Could the U.S. Have a Federal Policy on Freight?

CSX_Train.JPG The United States could soon have, for the first time, an official federal policy on freight if a bill introduced this week in the Senate becomes law. Three Senators, lead by Frank Lautenberg of New Jersey, introduced a bill that would make it the policy of the United States "to improve the efficiency, operation, and security of the national transportation system to move freight." The bill, titled Focusing Resources, Economic Investment and Guidance to Help Transportation (FREIGHT) Act of 2010, enumerates five primary objectives to achieve this policy goal:

•    Reduce delays at international points of entry
•    Increase travel time reliability on major freight corridors
•    Reduce by 10 percent the number of freight related fatalities by 2015
•    Reduce national freight related CO2 levels by 40 percent by 2030
•    Reduce freight related air, water, and noise pollution

The bill establishes within the Department of Transportation an Office of Freight Planning and Development, and gives the DOT two years to develop a National Freight Transportation Strategic Plan that would guide federal investment to achieve these goals.
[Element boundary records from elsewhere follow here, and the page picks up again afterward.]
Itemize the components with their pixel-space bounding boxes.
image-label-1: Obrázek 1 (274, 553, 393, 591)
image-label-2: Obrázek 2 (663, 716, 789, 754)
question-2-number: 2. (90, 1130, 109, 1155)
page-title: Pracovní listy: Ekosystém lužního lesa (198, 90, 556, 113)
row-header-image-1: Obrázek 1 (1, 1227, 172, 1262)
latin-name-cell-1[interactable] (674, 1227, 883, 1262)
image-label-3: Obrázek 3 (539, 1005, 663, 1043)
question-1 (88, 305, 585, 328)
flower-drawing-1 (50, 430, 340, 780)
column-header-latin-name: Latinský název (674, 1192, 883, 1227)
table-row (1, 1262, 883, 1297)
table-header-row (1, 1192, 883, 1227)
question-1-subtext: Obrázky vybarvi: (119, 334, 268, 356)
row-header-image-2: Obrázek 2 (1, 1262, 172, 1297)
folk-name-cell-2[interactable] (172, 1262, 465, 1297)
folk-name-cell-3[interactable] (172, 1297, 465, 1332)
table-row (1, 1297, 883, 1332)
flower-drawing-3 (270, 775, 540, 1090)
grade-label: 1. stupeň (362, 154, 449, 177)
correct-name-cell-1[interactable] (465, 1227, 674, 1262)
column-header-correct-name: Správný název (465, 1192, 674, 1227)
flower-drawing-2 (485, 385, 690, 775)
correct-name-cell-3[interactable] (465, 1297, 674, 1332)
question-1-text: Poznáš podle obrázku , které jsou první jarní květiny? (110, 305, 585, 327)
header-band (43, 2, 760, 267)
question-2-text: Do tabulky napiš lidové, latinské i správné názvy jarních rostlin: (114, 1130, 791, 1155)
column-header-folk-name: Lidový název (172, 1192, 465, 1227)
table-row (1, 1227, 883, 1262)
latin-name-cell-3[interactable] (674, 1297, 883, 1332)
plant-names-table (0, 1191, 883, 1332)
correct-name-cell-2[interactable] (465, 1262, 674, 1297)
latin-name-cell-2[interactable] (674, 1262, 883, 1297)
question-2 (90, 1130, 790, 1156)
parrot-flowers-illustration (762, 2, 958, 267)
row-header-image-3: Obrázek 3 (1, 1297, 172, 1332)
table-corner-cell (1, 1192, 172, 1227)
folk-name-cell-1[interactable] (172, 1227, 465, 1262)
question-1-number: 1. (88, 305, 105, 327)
The bill also establishes a competitive grant program to provide funding for capital investments for freight projects. These grants could go towards projects such as port or intermodal facility improvement, freight rail improvement or capacity expansion, and Intelligent Transportation Systems to reduce congestion.  It also mandates that the DOT develop new tools "to support an outcome-oriented, performance-based approach to evaluate proposed freight-related" projects.